Iraqi-Kurdish peshmerga forces crossed into Kobani on Oct.

31 to help the besieged Kurdish YPG and YPJ fighters in the town. The combined forces have now cut off the road which leads south east to the village of Hilnij, the sources said.

Despite having limited strategic significance, the battle in Kobani, also known as Ain Al Arab, has become a powerful symbol in the fight against Daesh. The hardline Sunni Muslim group has captured large expanses of Iraq and Syria and declared an Islamic “caliphate”.

Idris Nassan, a local official in Kobani, said by telephone that anti-Daesh forces had taken the strategic hill of Mistanour and the road which runs along the side of the hill.

“Daesh was using this road for ammunition and fighters,” he said.
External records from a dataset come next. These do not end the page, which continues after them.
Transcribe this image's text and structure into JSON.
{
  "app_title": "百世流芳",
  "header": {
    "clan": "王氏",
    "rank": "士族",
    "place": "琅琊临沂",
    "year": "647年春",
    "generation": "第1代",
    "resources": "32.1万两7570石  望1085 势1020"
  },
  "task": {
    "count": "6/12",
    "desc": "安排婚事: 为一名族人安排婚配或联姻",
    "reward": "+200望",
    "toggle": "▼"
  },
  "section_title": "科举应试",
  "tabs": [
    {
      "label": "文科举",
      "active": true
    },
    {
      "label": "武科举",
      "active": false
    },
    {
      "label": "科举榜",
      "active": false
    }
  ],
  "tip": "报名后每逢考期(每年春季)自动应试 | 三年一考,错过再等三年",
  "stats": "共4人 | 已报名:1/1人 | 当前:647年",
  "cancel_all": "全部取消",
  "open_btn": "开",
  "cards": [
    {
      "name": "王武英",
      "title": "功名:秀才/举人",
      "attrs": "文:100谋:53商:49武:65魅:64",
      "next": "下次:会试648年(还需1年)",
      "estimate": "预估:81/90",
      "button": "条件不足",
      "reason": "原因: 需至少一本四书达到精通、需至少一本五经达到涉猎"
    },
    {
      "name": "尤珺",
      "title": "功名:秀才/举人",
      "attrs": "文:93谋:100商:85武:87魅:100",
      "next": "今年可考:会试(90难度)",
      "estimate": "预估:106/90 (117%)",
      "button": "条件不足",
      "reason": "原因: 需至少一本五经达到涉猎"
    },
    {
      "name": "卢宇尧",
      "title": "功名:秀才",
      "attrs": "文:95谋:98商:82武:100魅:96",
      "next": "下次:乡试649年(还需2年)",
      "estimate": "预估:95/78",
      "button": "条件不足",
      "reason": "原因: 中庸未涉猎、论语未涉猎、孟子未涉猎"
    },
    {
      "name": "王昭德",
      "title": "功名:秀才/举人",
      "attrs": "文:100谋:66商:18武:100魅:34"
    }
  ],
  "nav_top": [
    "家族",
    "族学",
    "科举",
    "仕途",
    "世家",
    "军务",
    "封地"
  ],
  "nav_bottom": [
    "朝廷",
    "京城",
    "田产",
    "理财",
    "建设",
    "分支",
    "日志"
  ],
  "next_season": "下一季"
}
He added that peshmerga forces had been focusing artillery strikes on Daesh positions on the outskirts of Kobani like Mistanour over the past week, to halt Daesh shelling on the town.

Reuters was unable to reach Daesh fighters in Kobani. The Britain-based Syrian Observatory for Human Rights said that Kurdish forces had not taken Mistanour hill but had started fighting on the road to Hilnij, preventing Daesh fighters from using it to resupply.

Iraqi Kurdish peshmerga have helped forces in Kobani take some villages around Kobani but the lines of control in the town remain the same.

The town has become a test of the US-led coalition’s ability to halt the advance of the hardline insurgents. It is one of the few areas in Syria where it can co-ordinate air strikes with operations by an effective ground force.